Source: Unsplash

Canadians are leaving the country’s most expensive cities for affordable homes in cheaper regions, according to data released by Statistics Canada on Wednesday.

Vancouver saw its highest net loss to interprovincial migration in over two decades, losing almost 5,000 people after gaining nearly 11,000 the prior year.

Statistics Canada’s data showcased Canada’s 41 census metropolitan areas and their populations as of July 1, 2023. Nearly 75% of Canadians live in a census metropolitan area.

Between July 1, 2022, and July 1, 2023, Alberta recorded the biggest gains from interprovincial migration, surpassing British Columbia, which Canadians have historically migrated to for its pleasant weather, short winters, mountains, and overall natural beauty.

All four of Alberta’s census metropolitan areas saw net gains from interprovincial migration. Calgary, Edmonton, and Lethbridge saw their biggest net gains since 2001/2002, at 26,662, 16,082, and 1,651 respectively. Red Deer saw its highest net interprovincial gain since 2005/2006, at 1,277.

On the flip side of the coin, every single census metropolitan area in Ontario saw a net loss from interprovincial migration between July 1, 2022, and 2023. This is the second consecutive year that every CMA in Ontario saw net losses. Twelve out of fifteen of Ontario’s CMA’s saw their biggest net losses since 2001/2002.

In 2022, a net 22,921 Ontarians left the province for Alberta, followed by 10,464 net Ontarians moving to Nova Scotia. 

Toronto, Montreal, and Vancouver lost 93,024, 20,624, and 18,399 residents who migrated to other cities within their respective provinces. 

While Toronto, Montreal, and Vancouver saw outflows driven by people under 40 years old, Edmonton and Calgary saw inflows of those in that age group.

Housing affordability reached an all-time low in Canada in April. 

Vancouver was among the worst cities, where households had to spend 106.3% of their income to cover home ownership costs. Households in Toronto had to spend 84.8% of their incomes to cover homeownership costs. Meanwhile, Montreal reached a record-high income requirement for housing costs, at 53.3%.

While homeownership costs in Alberta have risen, only 36.8% of income is required to cover homeownership costs in Edmonton. Calgary is notably higher, at 48.3%. In Regina, homeowners need only 30.4% of their income to cover homeownership costs, bested by only St.
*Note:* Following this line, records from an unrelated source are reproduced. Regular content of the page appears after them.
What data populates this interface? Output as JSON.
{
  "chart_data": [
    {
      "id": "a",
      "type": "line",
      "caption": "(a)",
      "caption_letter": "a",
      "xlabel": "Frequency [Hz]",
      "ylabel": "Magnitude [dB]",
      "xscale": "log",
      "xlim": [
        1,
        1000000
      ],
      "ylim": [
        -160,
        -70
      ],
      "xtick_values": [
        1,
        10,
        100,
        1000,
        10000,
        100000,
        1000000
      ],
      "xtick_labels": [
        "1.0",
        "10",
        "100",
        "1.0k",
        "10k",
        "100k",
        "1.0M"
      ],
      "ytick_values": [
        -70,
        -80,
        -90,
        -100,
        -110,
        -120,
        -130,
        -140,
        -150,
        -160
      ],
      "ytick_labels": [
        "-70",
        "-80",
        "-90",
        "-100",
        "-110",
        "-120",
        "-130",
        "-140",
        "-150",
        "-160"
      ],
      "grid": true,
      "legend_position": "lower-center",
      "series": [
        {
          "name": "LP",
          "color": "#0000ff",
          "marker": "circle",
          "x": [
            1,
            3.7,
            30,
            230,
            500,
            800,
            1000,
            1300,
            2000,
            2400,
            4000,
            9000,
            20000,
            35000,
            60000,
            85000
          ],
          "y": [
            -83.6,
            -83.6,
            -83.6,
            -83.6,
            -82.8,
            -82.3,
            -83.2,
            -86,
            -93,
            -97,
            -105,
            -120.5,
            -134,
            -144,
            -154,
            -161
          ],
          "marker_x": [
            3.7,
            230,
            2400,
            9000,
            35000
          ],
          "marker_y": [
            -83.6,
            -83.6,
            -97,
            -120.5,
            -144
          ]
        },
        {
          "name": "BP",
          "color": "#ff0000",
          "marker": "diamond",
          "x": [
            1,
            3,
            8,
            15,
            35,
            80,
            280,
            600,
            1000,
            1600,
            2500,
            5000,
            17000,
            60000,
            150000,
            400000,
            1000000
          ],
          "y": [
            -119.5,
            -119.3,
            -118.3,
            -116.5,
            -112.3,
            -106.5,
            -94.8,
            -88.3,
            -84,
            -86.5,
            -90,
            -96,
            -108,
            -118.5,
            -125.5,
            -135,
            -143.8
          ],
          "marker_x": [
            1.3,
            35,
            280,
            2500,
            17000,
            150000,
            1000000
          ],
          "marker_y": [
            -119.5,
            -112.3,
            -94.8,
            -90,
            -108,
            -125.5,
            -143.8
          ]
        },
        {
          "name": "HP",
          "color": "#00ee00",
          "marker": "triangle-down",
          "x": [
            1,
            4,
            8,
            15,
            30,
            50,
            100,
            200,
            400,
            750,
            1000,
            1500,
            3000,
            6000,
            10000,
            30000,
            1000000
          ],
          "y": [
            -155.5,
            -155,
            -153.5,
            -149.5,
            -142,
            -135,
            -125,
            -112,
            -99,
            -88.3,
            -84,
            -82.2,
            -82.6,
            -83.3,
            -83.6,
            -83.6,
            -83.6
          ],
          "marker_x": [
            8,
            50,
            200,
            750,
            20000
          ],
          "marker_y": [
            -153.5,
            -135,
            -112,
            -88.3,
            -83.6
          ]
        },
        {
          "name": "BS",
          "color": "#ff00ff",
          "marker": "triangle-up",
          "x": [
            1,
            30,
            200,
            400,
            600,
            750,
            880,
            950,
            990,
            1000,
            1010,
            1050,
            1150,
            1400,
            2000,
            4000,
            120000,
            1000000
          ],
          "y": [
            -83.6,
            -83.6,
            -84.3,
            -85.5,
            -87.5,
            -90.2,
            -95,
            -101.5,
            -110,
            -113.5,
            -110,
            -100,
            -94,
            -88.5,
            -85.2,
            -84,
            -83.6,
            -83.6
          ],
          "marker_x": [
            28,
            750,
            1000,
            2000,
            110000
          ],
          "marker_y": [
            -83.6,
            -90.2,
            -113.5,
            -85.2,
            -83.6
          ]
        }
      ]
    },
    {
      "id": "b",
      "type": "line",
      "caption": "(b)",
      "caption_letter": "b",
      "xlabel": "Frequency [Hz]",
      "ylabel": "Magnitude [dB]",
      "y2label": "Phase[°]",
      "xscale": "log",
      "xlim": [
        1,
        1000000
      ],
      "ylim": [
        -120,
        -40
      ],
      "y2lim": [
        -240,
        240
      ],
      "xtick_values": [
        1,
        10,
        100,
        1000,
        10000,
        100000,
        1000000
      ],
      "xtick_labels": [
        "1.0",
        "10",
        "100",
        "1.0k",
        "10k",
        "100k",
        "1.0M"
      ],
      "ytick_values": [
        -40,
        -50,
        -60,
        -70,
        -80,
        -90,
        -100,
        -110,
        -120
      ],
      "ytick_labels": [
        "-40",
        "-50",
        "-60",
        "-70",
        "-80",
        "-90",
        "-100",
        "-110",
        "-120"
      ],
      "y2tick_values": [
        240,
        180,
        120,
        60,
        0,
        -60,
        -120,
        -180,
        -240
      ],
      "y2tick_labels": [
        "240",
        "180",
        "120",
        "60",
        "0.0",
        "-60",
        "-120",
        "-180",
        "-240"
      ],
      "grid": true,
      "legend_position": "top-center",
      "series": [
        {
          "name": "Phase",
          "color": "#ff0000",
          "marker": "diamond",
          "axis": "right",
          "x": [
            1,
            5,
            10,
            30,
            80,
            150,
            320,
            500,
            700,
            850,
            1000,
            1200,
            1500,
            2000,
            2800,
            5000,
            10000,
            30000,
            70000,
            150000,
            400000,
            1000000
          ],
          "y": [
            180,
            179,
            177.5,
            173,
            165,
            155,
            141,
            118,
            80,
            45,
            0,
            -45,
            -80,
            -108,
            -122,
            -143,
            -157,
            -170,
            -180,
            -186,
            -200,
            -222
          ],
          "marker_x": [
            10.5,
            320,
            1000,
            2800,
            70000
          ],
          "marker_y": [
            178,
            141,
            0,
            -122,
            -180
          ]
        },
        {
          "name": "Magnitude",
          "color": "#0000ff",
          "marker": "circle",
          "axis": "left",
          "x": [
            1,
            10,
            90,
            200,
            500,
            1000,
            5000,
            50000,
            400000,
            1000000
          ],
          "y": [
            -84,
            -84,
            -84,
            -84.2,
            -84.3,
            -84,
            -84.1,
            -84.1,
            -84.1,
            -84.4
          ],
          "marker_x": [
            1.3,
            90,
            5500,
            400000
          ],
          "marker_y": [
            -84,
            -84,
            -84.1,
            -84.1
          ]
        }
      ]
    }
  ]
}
John’s at 28.7%.

The recent data from Statistics Canada pointed towards the Canada Mortgage and Housing Corporation’s 2024 Housing Market Outlook.

“This report indicates that more affordable home prices and a stronger economic outlook in the Prairies make them particularly attractive to homebuyers and job seekers at the expense of Ontario and British Columbia,” reads the Statistics Canada report.

While some large cities saw losses to interprovincial migration from people moving West or even to other cities within the same province, they still experienced net gains from immigrants. 

Toronto, Montréal, and Vancouver’s populations increased by 221,588,  129,264, and 119,650 between July 1, 2022, and July 1, 2023, respectively.

“For the first time since at least 2001/2002, the population growth resulting from the net increase in the number of non-permanent residents (NPRs) was higher than that from immigrants in most CMAS (31 of 41) from July 1, 2022, to July 1, 2023,” reads the report.

In April, Canada’s population saw its most rapid growth in over six decades, largely driven by temporary immigration.

All CMAs in British Columbia, except for one, saw fewer immigrants than the previous year. The CMAs that experienced the largest immigration increases were St. John’s (+81.2%), Saskatoon (+69.4%), and Regina (+68.6%).